Employee Ownership Trusts (EOTs) were introduced by the government in 2014 to provide a tax-efficient structure for the sale of a controlling interest in a trading company to its employees.
The flexibility and tax advantages of EOTs have helped them gain traction as an exit strategy in recent years, especially given the current economic outlook.
Using EOTs for succession planning can allow the owner of a business to pass on the company to its employees for full market value without incurring a CGT charge. This method of sale can provide an alternative to external sales, management buy-outs, or private equity-backed buy-outs.
The advantages of using a qualifying EOT for succession planning are as follows:
- an immediate purchaser for the trading company
- no capital gains tax on the vendors
- enables succession in family companies where nobody in the family wants to continue the business
- encourages employees to take a more active and constructive interest in the business
- flexibility for current shareholders to sell all or some of their shares (subject to limits required by the controlling interest and limited participation requirements)
- current owners can remain as directors and receive market-rate remuneration
- companies owned by EOTs can pay tax-free bonuses to their employees of up to £3,600, although NIC still remains payable
An EOT awards recognition for the contribution of a workforce yet maintains the culture and legacy already created. In turn, the business will find an increase in employee retention, and employment opportunities will be more attractive. Although the employee structure and day-to-day operations remain the same, the EOT gives employees the ability to contribute to business decisions.
Many family-owned or SME businesses do not have a succession plan in place so opting for an EOT removes any pressures should an illness or financial problem occur and in the future should the business choose to grow the process is proved to be more efficient with lower costs.
How can an EOT be structured?
- Tradeco makes a contribution to EOT, alternatively, EOT could borrow from a third-party lender.
- The vendor receives initial day 1 cash and/or deferred consideration for the share purchase.
- The vendor sells a minimum of 51% of the equity in Tradeco.

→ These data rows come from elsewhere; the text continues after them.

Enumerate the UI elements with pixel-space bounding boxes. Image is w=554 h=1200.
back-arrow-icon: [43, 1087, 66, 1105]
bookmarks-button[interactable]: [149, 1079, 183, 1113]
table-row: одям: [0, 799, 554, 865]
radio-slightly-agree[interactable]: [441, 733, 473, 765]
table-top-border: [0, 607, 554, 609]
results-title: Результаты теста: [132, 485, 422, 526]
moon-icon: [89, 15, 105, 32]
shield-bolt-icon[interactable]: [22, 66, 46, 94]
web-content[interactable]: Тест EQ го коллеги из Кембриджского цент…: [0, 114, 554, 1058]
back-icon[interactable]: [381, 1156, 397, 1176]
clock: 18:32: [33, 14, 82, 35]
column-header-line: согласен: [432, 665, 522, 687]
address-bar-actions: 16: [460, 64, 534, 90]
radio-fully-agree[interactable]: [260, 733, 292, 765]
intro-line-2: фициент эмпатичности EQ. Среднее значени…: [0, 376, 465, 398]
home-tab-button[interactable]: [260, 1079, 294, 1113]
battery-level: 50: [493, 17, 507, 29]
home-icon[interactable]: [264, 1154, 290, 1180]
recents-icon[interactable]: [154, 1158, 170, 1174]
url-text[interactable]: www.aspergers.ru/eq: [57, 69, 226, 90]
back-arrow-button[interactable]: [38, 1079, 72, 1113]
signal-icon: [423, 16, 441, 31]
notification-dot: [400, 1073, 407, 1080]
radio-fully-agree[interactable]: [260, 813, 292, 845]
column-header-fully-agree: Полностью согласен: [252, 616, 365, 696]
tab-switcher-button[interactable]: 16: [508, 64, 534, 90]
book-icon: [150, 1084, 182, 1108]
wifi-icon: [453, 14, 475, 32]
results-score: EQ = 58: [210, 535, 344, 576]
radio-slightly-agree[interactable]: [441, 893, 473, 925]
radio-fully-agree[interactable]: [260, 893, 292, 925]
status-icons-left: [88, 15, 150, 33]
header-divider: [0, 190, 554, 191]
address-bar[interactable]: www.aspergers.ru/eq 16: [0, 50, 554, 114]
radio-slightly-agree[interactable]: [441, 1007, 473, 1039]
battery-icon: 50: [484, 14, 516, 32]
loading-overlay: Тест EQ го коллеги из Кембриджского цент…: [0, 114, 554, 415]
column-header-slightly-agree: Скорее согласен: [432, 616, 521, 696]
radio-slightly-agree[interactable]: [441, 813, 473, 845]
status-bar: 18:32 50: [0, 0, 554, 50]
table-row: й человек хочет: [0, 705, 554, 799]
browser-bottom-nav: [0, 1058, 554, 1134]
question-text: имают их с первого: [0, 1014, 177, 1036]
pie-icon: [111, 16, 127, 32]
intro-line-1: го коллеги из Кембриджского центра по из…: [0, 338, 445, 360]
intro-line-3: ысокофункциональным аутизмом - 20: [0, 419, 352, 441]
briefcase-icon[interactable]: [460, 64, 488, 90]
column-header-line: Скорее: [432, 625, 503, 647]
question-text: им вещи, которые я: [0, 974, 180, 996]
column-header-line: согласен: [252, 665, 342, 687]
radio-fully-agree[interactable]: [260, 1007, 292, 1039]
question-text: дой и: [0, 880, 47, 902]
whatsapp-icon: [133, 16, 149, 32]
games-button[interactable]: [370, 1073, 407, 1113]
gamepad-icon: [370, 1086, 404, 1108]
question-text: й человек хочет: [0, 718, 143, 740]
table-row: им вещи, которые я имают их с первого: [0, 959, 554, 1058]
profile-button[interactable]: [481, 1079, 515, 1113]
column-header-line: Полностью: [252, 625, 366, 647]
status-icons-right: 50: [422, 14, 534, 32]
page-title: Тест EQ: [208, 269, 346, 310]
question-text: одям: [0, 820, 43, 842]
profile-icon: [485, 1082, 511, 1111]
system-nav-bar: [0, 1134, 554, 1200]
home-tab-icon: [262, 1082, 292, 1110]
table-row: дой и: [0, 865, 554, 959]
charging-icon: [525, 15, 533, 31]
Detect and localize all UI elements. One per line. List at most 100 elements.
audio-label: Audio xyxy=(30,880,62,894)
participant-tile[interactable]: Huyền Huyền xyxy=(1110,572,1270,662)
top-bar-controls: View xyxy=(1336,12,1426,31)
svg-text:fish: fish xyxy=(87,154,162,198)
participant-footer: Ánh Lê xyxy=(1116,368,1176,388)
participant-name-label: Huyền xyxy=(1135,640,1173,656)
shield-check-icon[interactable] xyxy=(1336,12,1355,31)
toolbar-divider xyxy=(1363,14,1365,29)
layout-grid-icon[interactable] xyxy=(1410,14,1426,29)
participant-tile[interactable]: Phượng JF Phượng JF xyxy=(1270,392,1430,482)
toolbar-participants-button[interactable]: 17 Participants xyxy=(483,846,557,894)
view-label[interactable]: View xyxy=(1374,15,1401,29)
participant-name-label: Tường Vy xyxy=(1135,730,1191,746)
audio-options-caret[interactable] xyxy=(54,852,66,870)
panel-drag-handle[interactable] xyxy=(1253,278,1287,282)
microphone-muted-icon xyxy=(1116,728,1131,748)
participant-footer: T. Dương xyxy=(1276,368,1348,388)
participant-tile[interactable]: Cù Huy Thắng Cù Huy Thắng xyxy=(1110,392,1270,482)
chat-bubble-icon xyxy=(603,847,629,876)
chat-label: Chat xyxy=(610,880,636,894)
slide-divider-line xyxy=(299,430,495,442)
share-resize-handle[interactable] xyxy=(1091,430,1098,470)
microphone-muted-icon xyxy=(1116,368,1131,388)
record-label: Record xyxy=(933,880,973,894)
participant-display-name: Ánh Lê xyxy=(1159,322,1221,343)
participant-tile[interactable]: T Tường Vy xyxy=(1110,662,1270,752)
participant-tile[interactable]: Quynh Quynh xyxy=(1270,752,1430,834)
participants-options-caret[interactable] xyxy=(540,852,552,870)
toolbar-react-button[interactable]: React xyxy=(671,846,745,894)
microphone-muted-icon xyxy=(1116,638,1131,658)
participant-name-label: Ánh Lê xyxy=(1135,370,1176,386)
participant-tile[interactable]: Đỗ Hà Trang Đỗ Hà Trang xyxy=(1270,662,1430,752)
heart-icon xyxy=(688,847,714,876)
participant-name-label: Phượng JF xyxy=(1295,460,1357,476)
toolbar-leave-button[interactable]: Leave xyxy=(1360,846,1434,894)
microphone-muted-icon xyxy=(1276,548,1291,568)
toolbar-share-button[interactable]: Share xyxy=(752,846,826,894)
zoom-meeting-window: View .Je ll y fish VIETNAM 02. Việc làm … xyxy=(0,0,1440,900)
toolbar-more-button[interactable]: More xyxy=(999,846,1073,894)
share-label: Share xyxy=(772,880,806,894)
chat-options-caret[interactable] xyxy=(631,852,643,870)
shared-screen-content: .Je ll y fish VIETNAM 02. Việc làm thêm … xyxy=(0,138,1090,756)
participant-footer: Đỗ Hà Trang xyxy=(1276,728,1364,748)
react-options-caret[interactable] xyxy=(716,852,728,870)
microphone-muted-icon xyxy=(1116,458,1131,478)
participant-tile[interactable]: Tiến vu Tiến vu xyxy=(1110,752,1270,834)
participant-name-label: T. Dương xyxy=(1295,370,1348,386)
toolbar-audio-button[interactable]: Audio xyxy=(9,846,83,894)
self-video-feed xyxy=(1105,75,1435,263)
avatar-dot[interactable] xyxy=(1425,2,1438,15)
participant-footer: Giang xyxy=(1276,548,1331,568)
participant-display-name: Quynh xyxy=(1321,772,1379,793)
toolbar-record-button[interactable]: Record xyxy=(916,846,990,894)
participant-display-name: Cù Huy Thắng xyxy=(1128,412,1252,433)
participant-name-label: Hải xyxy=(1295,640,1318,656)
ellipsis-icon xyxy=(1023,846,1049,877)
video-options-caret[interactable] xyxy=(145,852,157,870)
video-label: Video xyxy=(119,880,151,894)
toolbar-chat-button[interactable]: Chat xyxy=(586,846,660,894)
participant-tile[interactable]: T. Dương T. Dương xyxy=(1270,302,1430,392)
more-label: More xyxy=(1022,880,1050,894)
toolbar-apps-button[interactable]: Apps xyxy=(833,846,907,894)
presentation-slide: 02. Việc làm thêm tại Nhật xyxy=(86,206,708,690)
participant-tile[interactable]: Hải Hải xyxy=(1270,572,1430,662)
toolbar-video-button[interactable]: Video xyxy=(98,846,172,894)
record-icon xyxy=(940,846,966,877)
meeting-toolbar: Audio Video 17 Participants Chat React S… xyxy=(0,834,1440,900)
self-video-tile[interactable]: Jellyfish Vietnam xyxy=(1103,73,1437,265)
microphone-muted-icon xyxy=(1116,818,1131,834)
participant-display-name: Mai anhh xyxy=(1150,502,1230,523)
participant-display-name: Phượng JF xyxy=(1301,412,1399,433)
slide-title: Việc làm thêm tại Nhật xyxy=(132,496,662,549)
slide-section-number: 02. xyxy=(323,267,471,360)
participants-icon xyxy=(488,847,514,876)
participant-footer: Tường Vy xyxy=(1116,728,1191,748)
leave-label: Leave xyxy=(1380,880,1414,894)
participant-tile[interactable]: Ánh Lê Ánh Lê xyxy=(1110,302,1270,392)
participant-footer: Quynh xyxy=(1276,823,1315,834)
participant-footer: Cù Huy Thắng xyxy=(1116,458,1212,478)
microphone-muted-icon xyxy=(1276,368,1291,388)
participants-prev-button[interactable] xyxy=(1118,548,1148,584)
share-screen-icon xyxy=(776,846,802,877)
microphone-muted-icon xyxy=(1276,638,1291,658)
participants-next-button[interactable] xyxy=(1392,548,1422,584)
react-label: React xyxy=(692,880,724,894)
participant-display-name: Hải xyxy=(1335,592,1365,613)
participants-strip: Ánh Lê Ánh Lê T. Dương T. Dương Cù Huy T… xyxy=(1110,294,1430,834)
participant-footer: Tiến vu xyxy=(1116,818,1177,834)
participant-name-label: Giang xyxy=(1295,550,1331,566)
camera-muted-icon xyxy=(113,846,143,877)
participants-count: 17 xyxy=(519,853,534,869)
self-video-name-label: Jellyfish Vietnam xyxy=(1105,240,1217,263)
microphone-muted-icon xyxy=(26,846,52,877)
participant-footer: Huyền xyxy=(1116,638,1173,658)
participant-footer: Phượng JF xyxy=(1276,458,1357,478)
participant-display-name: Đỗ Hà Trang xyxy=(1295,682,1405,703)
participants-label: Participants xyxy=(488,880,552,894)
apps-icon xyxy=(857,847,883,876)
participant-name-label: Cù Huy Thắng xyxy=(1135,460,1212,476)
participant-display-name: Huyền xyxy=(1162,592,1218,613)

- Employees may receive a tax-free bonus of up to £3,600 per year.
- Key employees may be offered share options or equity as a wider/specific incentivization package.
- Improved performance: better financial performance leading to sector growth and becoming more competitive within the market
- Increased transparency: improved communications with employees on the financial position
- Increased productivity: employees feel more incentivized to better the quality and services for their company.
- the business must be a trading company or the holding company of a trading group
- the trustees must retain a controlling interest in the business on an ongoing basis
- the number of continuing shareholders who are directors or employees (and people connected with them) must not exceed 40% of the total number of employees of the company or group.
- the settled property (the shares) must be applied for the benefit of all eligible employees on the same terms (but may distinguish the application of benefits based on length of service, working hours, and remuneration)
An incorrectly structured sale to an EOT can have adverse and unexpected tax consequences, therefore it is important to seek professional advice from an advisor with previous experience setting up EOTs before proceeding.